Illegal sexual enhancement drugs can be fatal.
As a man ages, health problems become more common. Sometimes the problem might be something you never would have expected, like erectile dysfunction. If afflicted with this condition, you might feel embarrassed and be reluctant to consult a doctor. Instead, you might turn to the Internet or street peddlers for products touted to greatly improve your sexual health.
Products obtained from sources online, back-alley dealers or makeshift stalls sellers are usually of dubious origins. Their authenticity, contents, efficacy, safety and quality cannot be vouched for. Dangers abound when using these illegal products, and you are risking your life and health for that moment of pleasure.
In Singapore, medicines to treat erectile dysfunction are prescription-only medicines as they contain potent chemicals and might not be suitable for anyone.

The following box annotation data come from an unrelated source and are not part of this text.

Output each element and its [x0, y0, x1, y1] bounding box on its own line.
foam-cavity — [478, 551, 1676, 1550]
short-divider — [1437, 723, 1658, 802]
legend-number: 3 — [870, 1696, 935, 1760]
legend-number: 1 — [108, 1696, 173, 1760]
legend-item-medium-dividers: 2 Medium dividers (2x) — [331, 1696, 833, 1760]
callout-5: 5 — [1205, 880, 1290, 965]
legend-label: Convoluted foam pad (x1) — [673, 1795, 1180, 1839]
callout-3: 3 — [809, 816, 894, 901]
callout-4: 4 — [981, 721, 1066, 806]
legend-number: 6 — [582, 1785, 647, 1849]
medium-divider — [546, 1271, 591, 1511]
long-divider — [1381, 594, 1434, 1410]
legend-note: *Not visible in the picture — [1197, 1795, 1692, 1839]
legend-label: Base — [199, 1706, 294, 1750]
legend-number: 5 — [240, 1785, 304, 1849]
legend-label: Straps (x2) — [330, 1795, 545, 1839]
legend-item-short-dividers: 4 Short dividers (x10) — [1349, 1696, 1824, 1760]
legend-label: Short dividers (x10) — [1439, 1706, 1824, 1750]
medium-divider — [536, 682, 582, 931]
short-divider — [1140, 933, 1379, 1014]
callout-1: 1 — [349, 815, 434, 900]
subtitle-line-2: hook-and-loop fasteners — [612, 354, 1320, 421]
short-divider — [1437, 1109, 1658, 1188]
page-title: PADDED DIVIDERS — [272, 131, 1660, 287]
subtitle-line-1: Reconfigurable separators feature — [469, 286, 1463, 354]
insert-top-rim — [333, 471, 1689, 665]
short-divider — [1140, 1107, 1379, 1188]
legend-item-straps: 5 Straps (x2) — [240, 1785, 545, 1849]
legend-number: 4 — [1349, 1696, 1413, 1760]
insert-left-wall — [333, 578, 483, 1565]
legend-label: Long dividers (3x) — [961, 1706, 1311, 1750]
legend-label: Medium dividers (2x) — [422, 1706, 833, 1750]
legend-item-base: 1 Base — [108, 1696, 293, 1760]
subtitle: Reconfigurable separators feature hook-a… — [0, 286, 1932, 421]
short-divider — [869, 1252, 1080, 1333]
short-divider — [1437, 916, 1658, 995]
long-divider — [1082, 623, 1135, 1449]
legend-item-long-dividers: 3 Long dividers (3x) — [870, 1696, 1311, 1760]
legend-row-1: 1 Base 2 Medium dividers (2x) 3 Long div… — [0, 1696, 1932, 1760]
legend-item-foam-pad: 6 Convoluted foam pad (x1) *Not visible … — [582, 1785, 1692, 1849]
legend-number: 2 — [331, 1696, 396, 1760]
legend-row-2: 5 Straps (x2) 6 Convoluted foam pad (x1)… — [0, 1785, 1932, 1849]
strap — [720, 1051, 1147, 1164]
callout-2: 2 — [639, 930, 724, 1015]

Make the correct choice, see your doctor and do not buy illegal sexual enhancement drugs from dubious sources. It could save your life.
Case Study 1
In March 2008, a non-diabetic 54 year old Chinese male was admitted to a hospital A&E where his blood sugar levels were found to be extremely low at 0.6mmol/L and containing glibenclamide, a diabetic drug. His family produced some tablets he took which were identified to be the illegal sexual enhancement drug, Power 1 Walnut. He passed away a few weeks later due to complications arising from low blood sugar levels in the brain, otherwise known as neuroglycopenia.
Case Study 2
In July 2009, a 29 year old Malay male was admitted to hospital with giddiness, chest pain, palpitation and excessive sweating. He suffered from these symptoms after taking a sexual enhancement drug bought from the street. He was diagnosed with high blood pressure caused by the illegal drug, "强劲威哥王" (Qiang Jin Wei Ge Wang) which was tested positive for sildenafil.
Case Study 3
In April 2008, a non-diabetic 49 year old Chinese male was admitted to hospital unconscious and exhibiting fits and stroke-like symptoms. He had to be treated in the Intensive Care Unit and it was reported that he had been consuming a counterfeit version of erectile dysfunction drug Cialis. Glibenclamide was detected in both the patient’s blood and urine and he passed away 2 weeks later due to infection in the blood stream, anaemia and a drop in immunity.
Case Study 4
A non-diabetic 73 year old Chinese male was found unconscious by his family members in May 2008 and sent to hospital. He was found to have a low blood sugar level of 1.7mmol/L as well as high blood pressure. His family found the sexual enhancement drug "中华牛鞭" (Zhong Hua Niu Bian) in his drawer, and reported that he had been making calls to obtain illegal pills. Glibenclamide was detected in his blood, and he suffered from a stroke which left him paralysed on one side of his body.